# Muller coming out in Libronix!!!



## DMcFadden (Aug 12, 2008)

Richard Muller's _Post Reformation Reformed Dogmatics _is being listed as a Libronix pre-pub special for $99.95.

Post-Reformation Reformed Dogmatics (4 Vols.)

While reading a book is always preferable to reading on a screen, there is no way you can do detailed research as easily as in Libronix.


----------



## BuddyOfDavidClarkson (Aug 13, 2008)

Already pre-ordered. A must have.


----------



## py3ak (Aug 13, 2008)

Wow. The hardcovers are actually cheaper.


----------



## philgons (Aug 13, 2008)

*Where?*



py3ak said:


> Wow. The hardcovers are actually cheaper.



Where? Amazon's price is $159, CBD's is $129.99, and CVBBS's is $99.99, and Monergism's price is $99.

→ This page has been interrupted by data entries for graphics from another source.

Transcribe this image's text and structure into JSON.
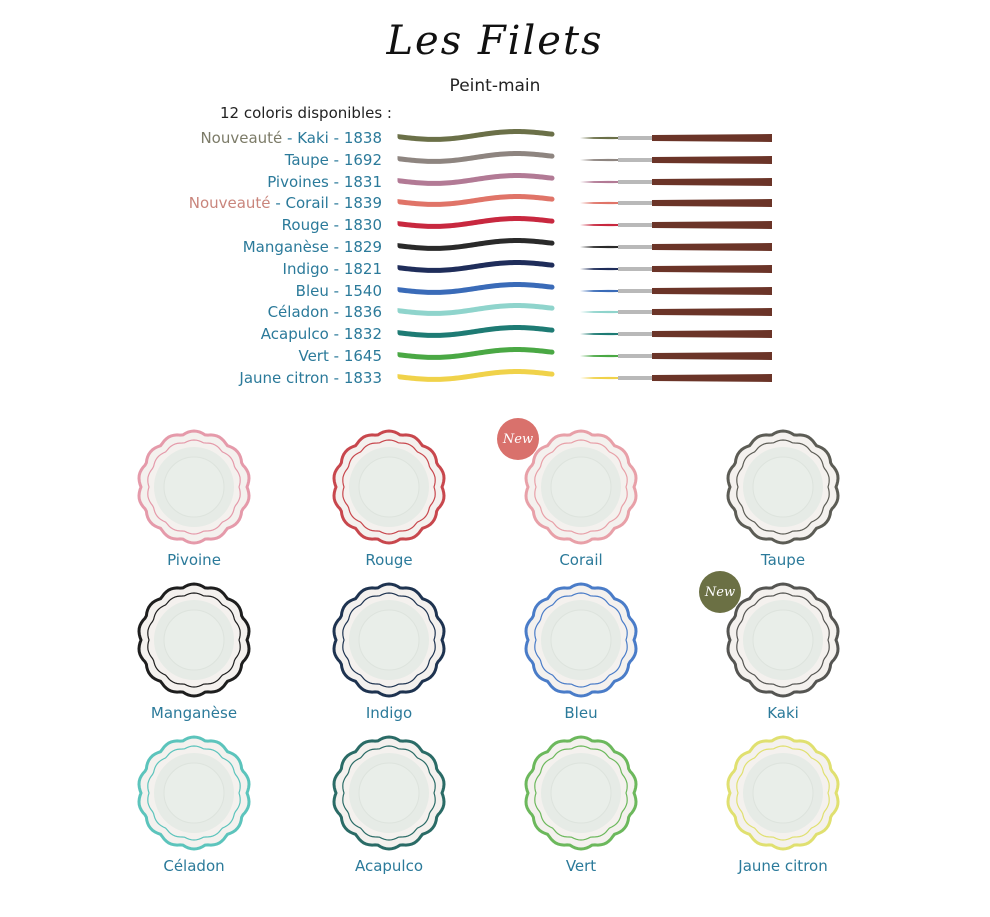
{
  "header": {
    "title": "Les Filets",
    "subtitle": "Peint-main",
    "available": "12 coloris disponibles :"
  },
  "colors": [
    {
      "prefix": "Nouveauté",
      "name": "Kaki",
      "code": "1838",
      "color": "#6b7048",
      "prefix_color": "#7c7b68"
    },
    {
      "name": "Taupe",
      "code": "1692",
      "color": "#8e8580"
    },
    {
      "name": "Pivoines",
      "code": "1831",
      "color": "#b27a95"
    },
    {
      "prefix": "Nouveauté",
      "name": "Corail",
      "code": "1839",
      "color": "#e07468",
      "prefix_color": "#c9857c"
    },
    {
      "name": "Rouge",
      "code": "1830",
      "color": "#c8283f"
    },
    {
      "name": "Manganèse",
      "code": "1829",
      "color": "#2a2a2a"
    },
    {
      "name": "Indigo",
      "code": "1821",
      "color": "#1f2d5a"
    },
    {
      "name": "Bleu",
      "code": "1540",
      "color": "#3a6bb8"
    },
    {
      "name": "Céladon",
      "code": "1836",
      "color": "#8fd4cc"
    },
    {
      "name": "Acapulco",
      "code": "1832",
      "color": "#1e7b74"
    },
    {
      "name": "Vert",
      "code": "1645",
      "color": "#4aa844"
    },
    {
      "name": "Jaune citron",
      "code": "1833",
      "color": "#f0d24a"
    }
  ],
  "plates": [
    {
      "name": "Pivoine",
      "rim": "#e59aaa"
    },
    {
      "name": "Rouge",
      "rim": "#c8474d"
    },
    {
      "name": "Corail",
      "rim": "#e8a0a8",
      "badge": "New",
      "badge_color": "#d9716c"
    },
    {
      "name": "Taupe",
      "rim": "#5c5c55"
    },
    {
      "name": "Manganèse",
      "rim": "#1e1e1e"
    },
    {
      "name": "Indigo",
      "rim": "#1e3350"
    },
    {
      "name": "Bleu",
      "rim": "#4a7cc8"
    },
    {
      "name": "Kaki",
      "rim": "#555552",
      "badge": "New",
      "badge_color": "#6b7044"
    },
    {
      "name": "Céladon",
      "rim": "#5cc4bc"
    },
    {
      "name": "Acapulco",
      "rim": "#2a6b66"
    },
    {
      "name": "Vert",
      "rim": "#6cb85c"
    },
    {
      "name": "Jaune citron",
      "rim": "#e0e070"
    }
  ]
}
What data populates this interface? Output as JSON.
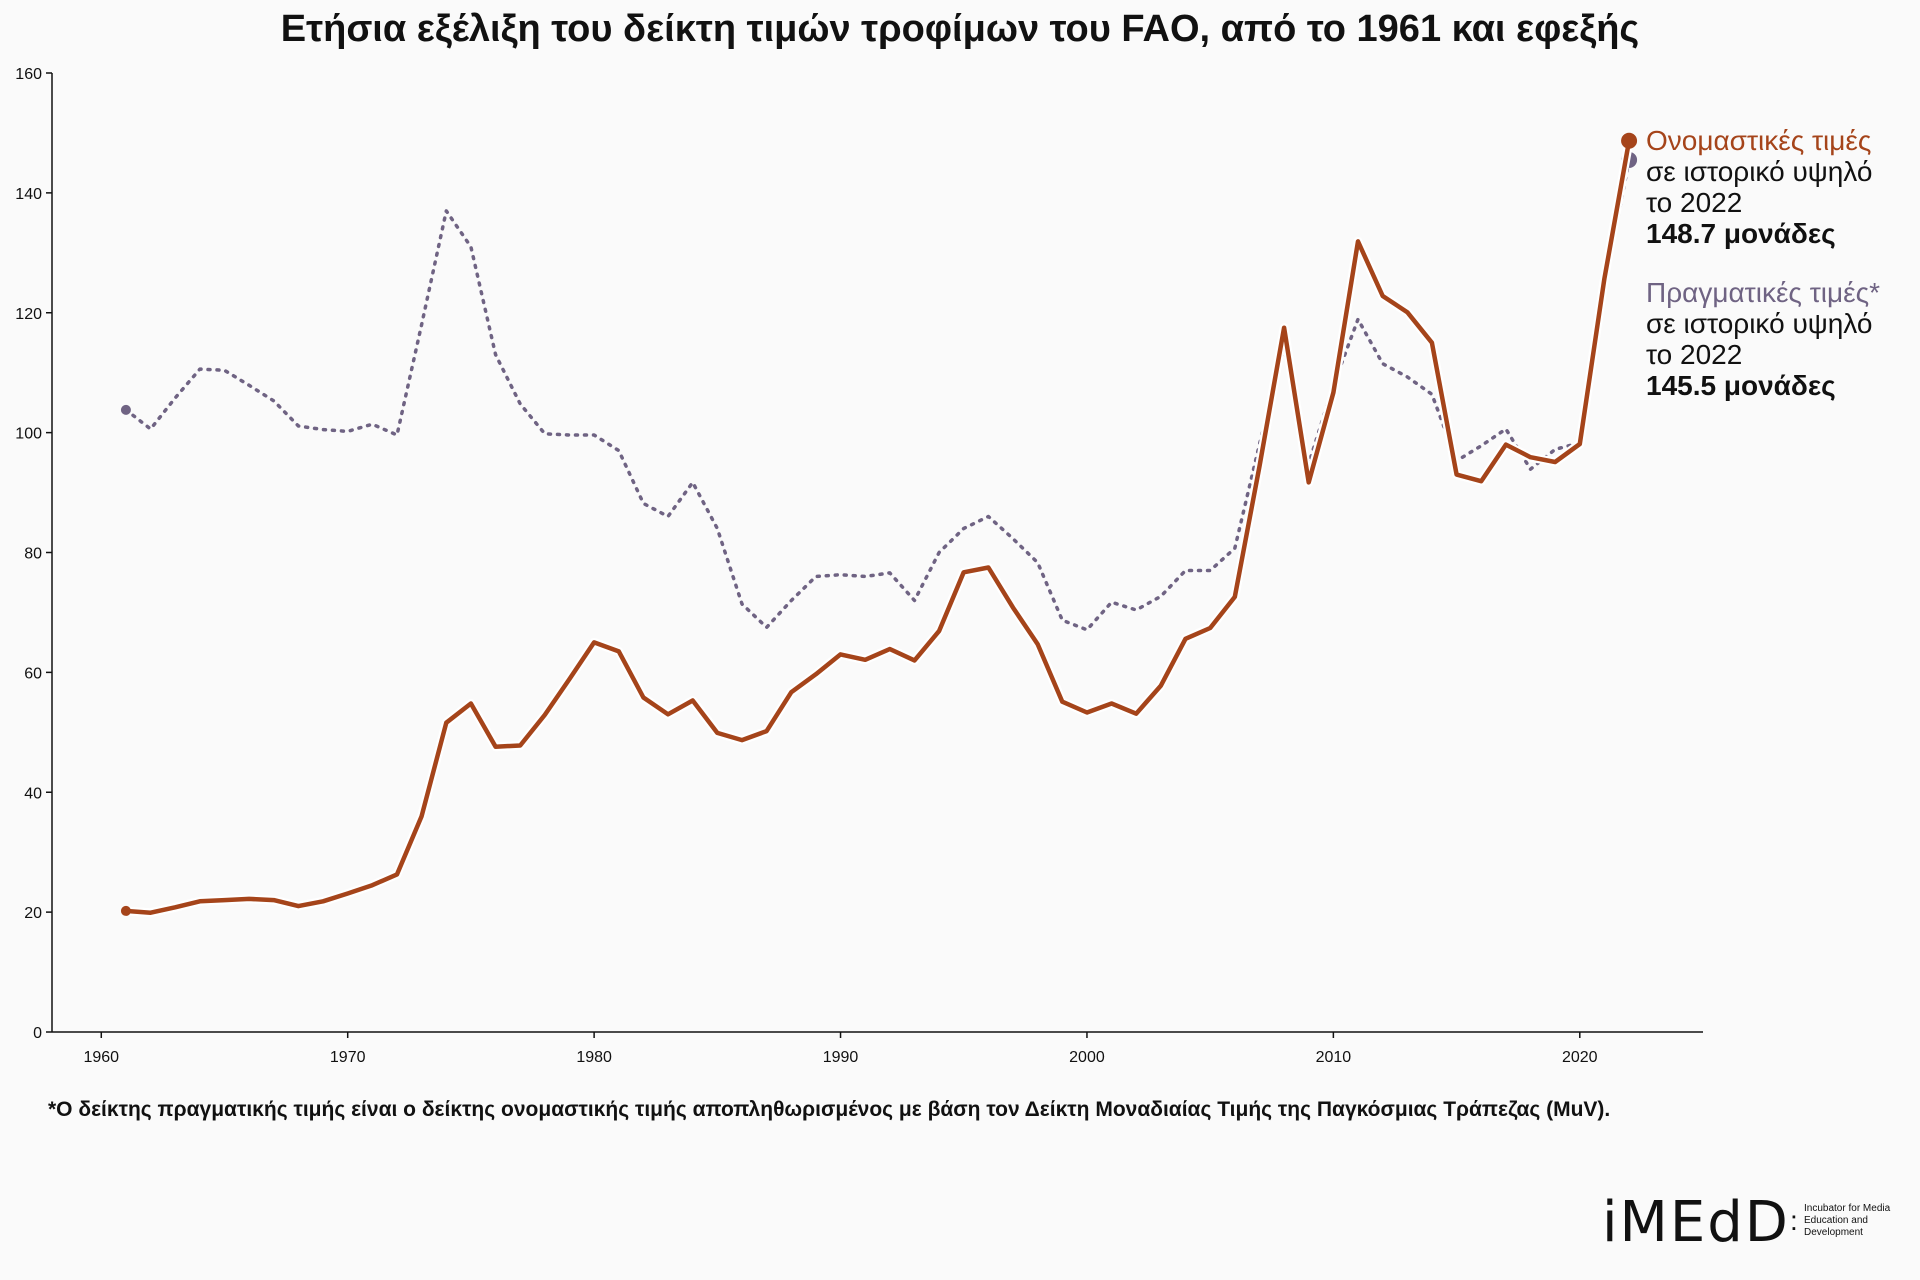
{
  "chart_data": {
    "type": "line",
    "title": "Ετήσια εξέλιξη του δείκτη τιμών τροφίμων του FAO, από το 1961 και εφεξής",
    "xlabel": "",
    "ylabel": "",
    "xlim": [
      1958,
      2025
    ],
    "ylim": [
      0,
      160
    ],
    "x_ticks": [
      1960,
      1970,
      1980,
      1990,
      2000,
      2010,
      2020
    ],
    "y_ticks": [
      0,
      20,
      40,
      60,
      80,
      100,
      120,
      140,
      160
    ],
    "grid": false,
    "x": [
      1961,
      1962,
      1963,
      1964,
      1965,
      1966,
      1967,
      1968,
      1969,
      1970,
      1971,
      1972,
      1973,
      1974,
      1975,
      1976,
      1977,
      1978,
      1979,
      1980,
      1981,
      1982,
      1983,
      1984,
      1985,
      1986,
      1987,
      1988,
      1989,
      1990,
      1991,
      1992,
      1993,
      1994,
      1995,
      1996,
      1997,
      1998,
      1999,
      2000,
      2001,
      2002,
      2003,
      2004,
      2005,
      2006,
      2007,
      2008,
      2009,
      2010,
      2011,
      2012,
      2013,
      2014,
      2015,
      2016,
      2017,
      2018,
      2019,
      2020,
      2021,
      2022
    ],
    "series": [
      {
        "name": "Ονομαστικές τιμές",
        "color": "#a5441a",
        "style": "solid",
        "values": [
          20.2,
          19.9,
          20.8,
          21.8,
          22.0,
          22.2,
          22.0,
          21.0,
          21.8,
          23.1,
          24.5,
          26.3,
          36.0,
          51.6,
          54.8,
          47.6,
          47.8,
          52.9,
          58.9,
          65.0,
          63.5,
          55.8,
          53.0,
          55.3,
          49.9,
          48.7,
          50.2,
          56.7,
          59.7,
          63.0,
          62.1,
          63.9,
          62.0,
          66.9,
          76.7,
          77.5,
          70.8,
          64.7,
          55.1,
          53.3,
          54.8,
          53.1,
          57.8,
          65.6,
          67.4,
          72.6,
          94.3,
          117.5,
          91.7,
          106.7,
          131.9,
          122.8,
          120.1,
          115.0,
          93.0,
          91.9,
          98.0,
          95.9,
          95.1,
          98.1,
          125.7,
          148.7
        ],
        "end_label": "148.7 μονάδες"
      },
      {
        "name": "Πραγματικές τιμές*",
        "color": "#6f6383",
        "style": "dotted",
        "values": [
          103.8,
          100.6,
          105.8,
          110.6,
          110.4,
          107.9,
          105.3,
          101.1,
          100.5,
          100.2,
          101.4,
          99.6,
          118.0,
          137.0,
          131.0,
          113.0,
          104.8,
          99.8,
          99.6,
          99.6,
          97.0,
          88.2,
          86.0,
          91.7,
          84.0,
          71.4,
          67.5,
          72.0,
          76.0,
          76.3,
          76.0,
          76.6,
          72.0,
          80.0,
          84.0,
          86.0,
          82.3,
          78.3,
          68.7,
          67.1,
          71.7,
          70.4,
          72.7,
          77.0,
          77.0,
          80.7,
          98.0,
          114.3,
          94.8,
          107.9,
          118.9,
          111.5,
          109.3,
          106.4,
          95.3,
          97.8,
          100.6,
          93.9,
          97.2,
          98.3,
          124.3,
          145.5
        ],
        "end_label": "145.5 μονάδες"
      }
    ],
    "annotations": {
      "nominal": {
        "headline": "Ονομαστικές τιμές",
        "text1": "σε ιστορικό υψηλό",
        "text2": "το 2022",
        "value": "148.7 μονάδες"
      },
      "real": {
        "headline": "Πραγματικές τιμές*",
        "text1": "σε ιστορικό υψηλό",
        "text2": "το 2022",
        "value": "145.5 μονάδες"
      }
    }
  },
  "footnote": "*Ο δείκτης πραγματικής τιμής είναι ο δείκτης ονομαστικής τιμής αποπληθωρισμένος με βάση τον Δείκτη Μοναδιαίας Τιμής της Παγκόσμιας Τράπεζας (MuV).",
  "logo": {
    "mark": "iMEdD",
    "tagline": "Incubator for Media Education and Development"
  }
}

Did you find it cheaper somewhere else, or are you talking about the $.95? (BTW, if you factor in shipping, the Logos edition will be cheaper, especially if you choose the download option.)

_____________________
Phil Gons
BA, MA, PhD (ABD), Bob Jones University
Reformed
Bellingham, WA
http://philgons.com/
http://blog.logos.com/


----------



## VirginiaHuguenot (Aug 14, 2008)

philgons said:


> py3ak said:
> 
> 
> > Wow. The hardcovers are actually cheaper.
> ...



Muller's PRRD's set is available at RHB for $87.50.


----------